Much of the COVID-related death and destruction could have been prevented if our government had taken the decisive actions other nations did to contain the spread and if people had followed social distancing and mask-wearing protocol. Only in America did the simple act of wearing a mask to save people’s lives become a politicized debate.

Back when the pandemic began raging through the Western world, I thought that American children would end up in roughly the same place as other children in the developed world. But while everyone else listened to their scientists and medical experts, took aggressive steps to contain the spread and reopened schools, our leaders downplayed the risks, attacked experts and let the virus spread like wildfire.

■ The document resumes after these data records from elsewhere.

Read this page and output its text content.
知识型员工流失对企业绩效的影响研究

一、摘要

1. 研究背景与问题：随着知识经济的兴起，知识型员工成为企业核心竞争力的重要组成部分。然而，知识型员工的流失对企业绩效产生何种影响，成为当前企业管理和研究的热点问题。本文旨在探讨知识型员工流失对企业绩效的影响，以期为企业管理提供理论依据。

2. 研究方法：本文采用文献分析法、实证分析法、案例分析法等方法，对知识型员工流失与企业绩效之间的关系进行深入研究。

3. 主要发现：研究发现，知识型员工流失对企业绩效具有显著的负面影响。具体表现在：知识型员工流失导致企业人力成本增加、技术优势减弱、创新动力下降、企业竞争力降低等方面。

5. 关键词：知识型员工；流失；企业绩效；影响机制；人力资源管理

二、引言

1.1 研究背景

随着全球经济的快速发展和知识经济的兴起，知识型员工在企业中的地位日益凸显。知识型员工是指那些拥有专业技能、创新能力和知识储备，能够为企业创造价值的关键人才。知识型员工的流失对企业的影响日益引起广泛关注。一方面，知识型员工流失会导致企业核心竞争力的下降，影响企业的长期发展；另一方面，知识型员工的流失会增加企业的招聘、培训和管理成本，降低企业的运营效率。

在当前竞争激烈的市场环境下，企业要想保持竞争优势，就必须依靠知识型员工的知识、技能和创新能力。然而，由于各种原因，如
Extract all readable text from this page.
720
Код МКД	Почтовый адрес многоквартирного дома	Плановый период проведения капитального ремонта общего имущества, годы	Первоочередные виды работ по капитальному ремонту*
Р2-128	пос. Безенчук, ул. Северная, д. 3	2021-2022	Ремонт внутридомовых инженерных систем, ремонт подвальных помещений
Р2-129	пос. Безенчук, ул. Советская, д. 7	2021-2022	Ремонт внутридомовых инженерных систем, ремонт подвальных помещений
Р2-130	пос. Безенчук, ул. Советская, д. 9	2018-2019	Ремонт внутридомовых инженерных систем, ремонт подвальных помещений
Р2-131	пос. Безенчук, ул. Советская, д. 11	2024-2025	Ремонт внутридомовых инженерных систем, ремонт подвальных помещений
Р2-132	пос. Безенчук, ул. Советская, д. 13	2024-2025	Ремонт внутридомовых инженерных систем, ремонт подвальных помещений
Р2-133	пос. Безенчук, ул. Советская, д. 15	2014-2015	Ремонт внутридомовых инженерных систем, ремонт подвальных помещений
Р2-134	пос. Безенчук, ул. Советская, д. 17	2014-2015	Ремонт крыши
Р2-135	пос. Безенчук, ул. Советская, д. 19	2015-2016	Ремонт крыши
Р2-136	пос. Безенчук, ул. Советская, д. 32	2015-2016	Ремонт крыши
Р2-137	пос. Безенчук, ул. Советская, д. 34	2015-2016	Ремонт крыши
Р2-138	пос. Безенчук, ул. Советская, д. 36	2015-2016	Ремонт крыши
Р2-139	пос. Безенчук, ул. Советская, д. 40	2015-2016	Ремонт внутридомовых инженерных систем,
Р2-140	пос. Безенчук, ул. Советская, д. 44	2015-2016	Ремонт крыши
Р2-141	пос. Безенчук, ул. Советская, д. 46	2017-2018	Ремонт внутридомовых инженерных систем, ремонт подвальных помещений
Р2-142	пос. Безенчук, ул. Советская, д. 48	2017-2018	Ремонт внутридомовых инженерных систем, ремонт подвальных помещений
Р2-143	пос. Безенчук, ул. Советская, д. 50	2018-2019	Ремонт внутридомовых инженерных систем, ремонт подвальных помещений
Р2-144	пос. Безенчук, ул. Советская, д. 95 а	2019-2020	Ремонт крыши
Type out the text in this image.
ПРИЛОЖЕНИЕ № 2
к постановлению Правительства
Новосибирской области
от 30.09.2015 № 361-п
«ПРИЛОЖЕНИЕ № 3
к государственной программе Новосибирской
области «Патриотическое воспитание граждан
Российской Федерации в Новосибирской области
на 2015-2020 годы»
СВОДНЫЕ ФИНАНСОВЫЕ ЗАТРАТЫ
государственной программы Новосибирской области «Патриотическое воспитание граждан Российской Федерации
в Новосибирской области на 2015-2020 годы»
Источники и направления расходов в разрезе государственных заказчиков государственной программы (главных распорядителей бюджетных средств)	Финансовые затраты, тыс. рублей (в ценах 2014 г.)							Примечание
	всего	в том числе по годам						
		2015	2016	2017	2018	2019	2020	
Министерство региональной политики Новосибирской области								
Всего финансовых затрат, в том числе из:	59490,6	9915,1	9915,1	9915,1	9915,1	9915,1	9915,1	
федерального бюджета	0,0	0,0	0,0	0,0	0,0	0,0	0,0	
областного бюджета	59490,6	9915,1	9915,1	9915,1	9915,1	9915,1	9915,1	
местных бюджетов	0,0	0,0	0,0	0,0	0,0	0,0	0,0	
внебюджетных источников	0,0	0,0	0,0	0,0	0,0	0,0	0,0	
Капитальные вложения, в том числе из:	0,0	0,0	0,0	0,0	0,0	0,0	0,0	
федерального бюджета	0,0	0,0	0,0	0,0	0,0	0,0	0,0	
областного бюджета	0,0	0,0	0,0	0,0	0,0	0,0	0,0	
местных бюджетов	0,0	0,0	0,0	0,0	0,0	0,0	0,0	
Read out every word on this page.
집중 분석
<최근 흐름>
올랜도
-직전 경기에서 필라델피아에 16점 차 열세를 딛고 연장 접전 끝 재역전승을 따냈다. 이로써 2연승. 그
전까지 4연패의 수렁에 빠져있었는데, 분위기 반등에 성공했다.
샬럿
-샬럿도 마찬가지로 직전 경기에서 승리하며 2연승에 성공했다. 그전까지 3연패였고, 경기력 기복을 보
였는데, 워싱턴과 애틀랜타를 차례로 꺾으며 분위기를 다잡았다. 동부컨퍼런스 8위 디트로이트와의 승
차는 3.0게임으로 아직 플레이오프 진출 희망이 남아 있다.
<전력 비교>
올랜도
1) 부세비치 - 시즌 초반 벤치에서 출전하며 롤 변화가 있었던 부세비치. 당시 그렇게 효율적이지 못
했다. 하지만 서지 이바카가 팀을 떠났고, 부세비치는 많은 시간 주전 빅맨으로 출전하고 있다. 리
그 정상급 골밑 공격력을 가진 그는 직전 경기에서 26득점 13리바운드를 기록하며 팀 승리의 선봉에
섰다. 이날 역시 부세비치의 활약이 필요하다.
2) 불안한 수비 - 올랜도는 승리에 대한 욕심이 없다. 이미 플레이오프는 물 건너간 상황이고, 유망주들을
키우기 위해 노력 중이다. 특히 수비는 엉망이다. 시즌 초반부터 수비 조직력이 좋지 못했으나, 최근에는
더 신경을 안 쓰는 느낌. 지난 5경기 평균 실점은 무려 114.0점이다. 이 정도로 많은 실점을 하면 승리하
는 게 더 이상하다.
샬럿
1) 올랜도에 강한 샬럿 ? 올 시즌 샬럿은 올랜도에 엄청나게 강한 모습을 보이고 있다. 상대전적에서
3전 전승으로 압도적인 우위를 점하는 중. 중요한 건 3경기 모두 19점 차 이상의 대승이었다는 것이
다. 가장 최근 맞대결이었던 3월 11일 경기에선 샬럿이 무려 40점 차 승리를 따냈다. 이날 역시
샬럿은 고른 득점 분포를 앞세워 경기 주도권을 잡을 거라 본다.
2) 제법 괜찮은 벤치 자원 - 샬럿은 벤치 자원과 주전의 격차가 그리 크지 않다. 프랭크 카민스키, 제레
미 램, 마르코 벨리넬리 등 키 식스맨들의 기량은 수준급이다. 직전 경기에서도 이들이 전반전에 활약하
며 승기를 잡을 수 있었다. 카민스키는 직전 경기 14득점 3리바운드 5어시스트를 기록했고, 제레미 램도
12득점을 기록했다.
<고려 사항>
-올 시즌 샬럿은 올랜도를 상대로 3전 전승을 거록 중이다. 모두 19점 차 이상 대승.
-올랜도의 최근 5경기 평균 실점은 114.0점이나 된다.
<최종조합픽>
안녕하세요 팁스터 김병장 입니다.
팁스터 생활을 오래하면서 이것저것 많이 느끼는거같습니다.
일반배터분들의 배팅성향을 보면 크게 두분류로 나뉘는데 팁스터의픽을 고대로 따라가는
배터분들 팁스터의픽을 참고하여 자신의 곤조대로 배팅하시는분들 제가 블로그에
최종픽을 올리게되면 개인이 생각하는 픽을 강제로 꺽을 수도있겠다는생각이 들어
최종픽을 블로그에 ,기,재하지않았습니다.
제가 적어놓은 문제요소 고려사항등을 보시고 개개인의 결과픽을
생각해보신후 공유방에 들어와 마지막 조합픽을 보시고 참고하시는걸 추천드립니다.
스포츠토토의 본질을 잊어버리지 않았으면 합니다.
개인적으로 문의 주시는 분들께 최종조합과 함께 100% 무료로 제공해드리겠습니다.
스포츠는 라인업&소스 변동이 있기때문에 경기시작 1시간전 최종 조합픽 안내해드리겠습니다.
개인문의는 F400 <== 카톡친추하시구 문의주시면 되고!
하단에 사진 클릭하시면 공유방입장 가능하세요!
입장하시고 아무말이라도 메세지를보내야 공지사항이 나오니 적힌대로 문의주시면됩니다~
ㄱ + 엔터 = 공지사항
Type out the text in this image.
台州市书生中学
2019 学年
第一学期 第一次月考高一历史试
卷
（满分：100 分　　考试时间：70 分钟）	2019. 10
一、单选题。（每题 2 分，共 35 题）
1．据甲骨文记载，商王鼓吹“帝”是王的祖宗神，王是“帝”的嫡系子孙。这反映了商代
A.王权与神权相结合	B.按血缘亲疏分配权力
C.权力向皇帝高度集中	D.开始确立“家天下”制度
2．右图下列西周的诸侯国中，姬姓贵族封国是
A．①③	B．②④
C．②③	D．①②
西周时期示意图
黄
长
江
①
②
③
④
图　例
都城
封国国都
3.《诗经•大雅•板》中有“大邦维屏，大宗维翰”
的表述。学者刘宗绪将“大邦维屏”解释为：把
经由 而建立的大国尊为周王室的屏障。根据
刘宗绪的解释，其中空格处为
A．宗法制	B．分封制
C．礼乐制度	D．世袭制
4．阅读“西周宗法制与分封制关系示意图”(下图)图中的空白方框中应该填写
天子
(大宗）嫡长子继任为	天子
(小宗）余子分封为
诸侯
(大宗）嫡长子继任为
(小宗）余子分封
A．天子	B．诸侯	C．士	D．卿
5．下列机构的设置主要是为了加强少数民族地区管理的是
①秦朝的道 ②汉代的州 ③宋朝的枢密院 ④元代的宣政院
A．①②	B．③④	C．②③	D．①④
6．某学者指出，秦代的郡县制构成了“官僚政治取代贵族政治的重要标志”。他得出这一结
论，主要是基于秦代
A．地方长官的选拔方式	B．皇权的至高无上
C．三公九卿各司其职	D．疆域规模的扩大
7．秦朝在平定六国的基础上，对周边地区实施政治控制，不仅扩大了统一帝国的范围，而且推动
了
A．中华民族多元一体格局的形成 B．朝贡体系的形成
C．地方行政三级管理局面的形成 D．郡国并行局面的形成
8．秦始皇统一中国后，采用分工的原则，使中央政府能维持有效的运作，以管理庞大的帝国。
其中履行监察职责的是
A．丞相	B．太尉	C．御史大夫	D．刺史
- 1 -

Schools in countries that handled this far better than us have been open. American schoolchildren will be falling behind their global peers.

American children in areas throughout the country will miss first days of kindergarten and senior year and major transitions in between. Our children will miss time with teachers and peers and the countless moments that are crucial to their development and growth.

We know who robbed our children of once-in-a-lifetime milestones and nearly a year of education. The political leadership that allowed this virus to spread unchecked, ignored the scientists and doctors, spread misinformation, and delayed critical testing and contact tracing that could have slowed the virus earlier.

We will remember the elected officials who failed to protect us and wrecked a significant part of our children’s education. Elected officials have underestimated our rage over what our children have needlessly lost.

Missouri Gov. Mike Parson said on a conservative radio show recently, “These kids have got to get back to school. ... And if they do get COVID-19, which they will -- and they will when they go to school -- they’re not going to the hospitals. ... They’re going to go home and they’re going to get over it.”

He later said he “didn’t do a good job explaining his thoughts on schools reopening.”

Oh, we understood exactly what you meant.

And you know who won't forget this attitude?

Moms won’t forget. We can remember where every gadget in the house ends up, where the pants you haven’t seen in two months are put away and who made a passive-aggressive comment about a child at a family gathering 10 years ago.

Come November, we won’t forget who got us here.